SC: What do you feel is Wagner’s enduring legacy?
TG: Part of “Wagner’s enduring legacy” at this point is certainly the problematic chapter of Hitler and the Third Reich. The championing of his music dramas by the Nazi regime poses the question, as vividly as any episode in modern history, of the political responsibilities or liabilities of art, even art that seems to have been conceived “outside” of politics. Of course, Wagner was a fervent believer in the creative power of the “German people” and the cultural, as well as political, future of his Germany. This is explicit in a work like Die Meistersinger, perhaps implicit in the Ring cycle (full of Germanic signifiers such as Brünnhilde with her spear and helmet, the dragon-slaying Siegfried, and the array of Norse gods singing in stentorian “Wagnerian” tones). Tristan und Isolde seems to be preoccupied purely with the realm of interior subjectivity: desire, the mystery of interpersonal relations, the question of whether emotional fulfillment is even possible in this life, or only when we cease to live. Parsifal picks up on similar issues of a subjective, spiritual nature, but complicates them with the symbolism of blood (suggesting issues of sexual or racial “purity”), an occult male secret society, apparent misogyny, and overtones of “Aryan” Christianity. As a biographical figure, Wagner was clearly a chauvinistic nationalist and a vocal anti-Semite. He was also not only a brilliant musician, but also a real intellectual, widely read in European (even world) literature, an acute judge of human psychology, an early advocate of animal rights and environmental issues.
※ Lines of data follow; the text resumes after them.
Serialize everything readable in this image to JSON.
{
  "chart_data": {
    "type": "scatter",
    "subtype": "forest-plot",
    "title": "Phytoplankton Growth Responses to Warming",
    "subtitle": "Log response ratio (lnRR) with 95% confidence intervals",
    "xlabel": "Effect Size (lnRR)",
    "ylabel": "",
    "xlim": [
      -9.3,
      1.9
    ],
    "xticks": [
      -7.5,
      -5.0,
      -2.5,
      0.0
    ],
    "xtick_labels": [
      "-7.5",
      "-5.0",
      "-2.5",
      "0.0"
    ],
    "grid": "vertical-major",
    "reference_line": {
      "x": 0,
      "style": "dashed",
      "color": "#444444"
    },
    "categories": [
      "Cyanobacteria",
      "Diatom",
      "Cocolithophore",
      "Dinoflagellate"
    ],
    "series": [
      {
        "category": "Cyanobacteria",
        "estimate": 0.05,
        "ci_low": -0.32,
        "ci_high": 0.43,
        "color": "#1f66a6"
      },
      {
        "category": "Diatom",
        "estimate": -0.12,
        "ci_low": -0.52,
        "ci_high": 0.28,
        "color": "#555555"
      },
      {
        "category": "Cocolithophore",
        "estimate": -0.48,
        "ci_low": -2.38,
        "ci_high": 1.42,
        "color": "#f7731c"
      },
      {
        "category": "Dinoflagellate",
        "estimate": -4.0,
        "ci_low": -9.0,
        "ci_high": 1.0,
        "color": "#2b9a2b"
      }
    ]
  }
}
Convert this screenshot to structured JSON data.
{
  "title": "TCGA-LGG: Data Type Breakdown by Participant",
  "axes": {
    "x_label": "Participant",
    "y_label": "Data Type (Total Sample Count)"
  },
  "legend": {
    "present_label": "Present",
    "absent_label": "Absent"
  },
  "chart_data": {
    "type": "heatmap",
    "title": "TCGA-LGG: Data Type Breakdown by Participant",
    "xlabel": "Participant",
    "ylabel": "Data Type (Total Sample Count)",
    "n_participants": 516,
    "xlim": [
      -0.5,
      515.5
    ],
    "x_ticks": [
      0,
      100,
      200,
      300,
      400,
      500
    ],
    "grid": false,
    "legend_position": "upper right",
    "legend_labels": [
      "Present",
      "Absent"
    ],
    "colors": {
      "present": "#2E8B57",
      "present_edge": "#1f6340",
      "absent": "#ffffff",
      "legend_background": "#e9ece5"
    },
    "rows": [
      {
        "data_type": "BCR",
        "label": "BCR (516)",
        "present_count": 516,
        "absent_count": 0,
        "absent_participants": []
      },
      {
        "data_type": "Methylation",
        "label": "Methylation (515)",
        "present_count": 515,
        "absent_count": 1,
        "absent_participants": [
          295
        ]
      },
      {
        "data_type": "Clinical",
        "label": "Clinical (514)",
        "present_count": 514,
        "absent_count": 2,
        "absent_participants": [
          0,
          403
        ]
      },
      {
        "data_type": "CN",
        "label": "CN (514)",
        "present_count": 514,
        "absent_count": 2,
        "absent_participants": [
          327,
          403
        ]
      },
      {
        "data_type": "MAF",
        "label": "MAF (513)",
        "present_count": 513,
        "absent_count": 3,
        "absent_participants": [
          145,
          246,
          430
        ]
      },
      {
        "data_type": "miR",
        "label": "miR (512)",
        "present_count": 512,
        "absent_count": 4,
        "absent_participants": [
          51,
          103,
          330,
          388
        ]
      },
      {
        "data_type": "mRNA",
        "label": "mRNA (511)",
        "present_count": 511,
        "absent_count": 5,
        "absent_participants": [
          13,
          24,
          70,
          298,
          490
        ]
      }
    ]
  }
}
The use of Wagner’s operas and his Bayreuth Festival as cultural symbols for Nazi Germany has to give us pause. But it also has to make us think seriously about how we attribute meaning to “great art,” and what such art can continue to teach us about human affairs, politics, history, national identities, and personal identities. There is certainly by now a very dubious side to some of Wagner’s mythic-heroic figures, like Siegfried or the messianic demagogue Rienzi, hero of his first successful opera (and supposedly an inspiration to Hitler in his youth). Romantic music, especially Wagner’s, is very good at glorifying vague sentiments of heroism or national pride in a way that transcends, or suppresses, rational analysis of these feelings. But if we consider any Wagner opera as a whole, or even a single figure within the opera, there is always a genuine artistic and psychological complexity to them that takes us far beyond the simple-minded, jingoistic nationalism of Hitler’s regime, or, for that matter, of most nationalist, partisan, or sectarian politics of our own day. We should remember, too, that the Nazis were eager to capitalize on the cultural cachet of the whole German musical tradition, from Bach to Strauss. They also looted all the great museums of Europe, well aware of both the artistic and economic value of canonic artworks. The art they looted or the symphonies performed by their orchestras did not automatically become “Nazi art” as a result. Wagner may be a special case, but he is also an important test case. The history of his works has made them in some ways more interesting, because more problematic. Modern-day stage directors are fascinated by the seemingly inexhaustible possibilities for new political and psychological readings of these works. Their appropriation by the Nazi regime reminds us that we can and should maintain a critical distance from any one reading. The fact that these are complex artworks, not cheap propaganda, makes this possible. Wagner’s unique understanding of how mythic narratives can illuminate the human psyche, above all his understanding of how music can inflect these illuminations in infinitely nuanced ways — that is at the core of his cultural legacy. Opera as a live artistic genre has probably now come and gone, in the sense that new works no longer play a big role in contemporary culture. But the great operas, Wagner’s foremost among them, will remain with us for a long time yet.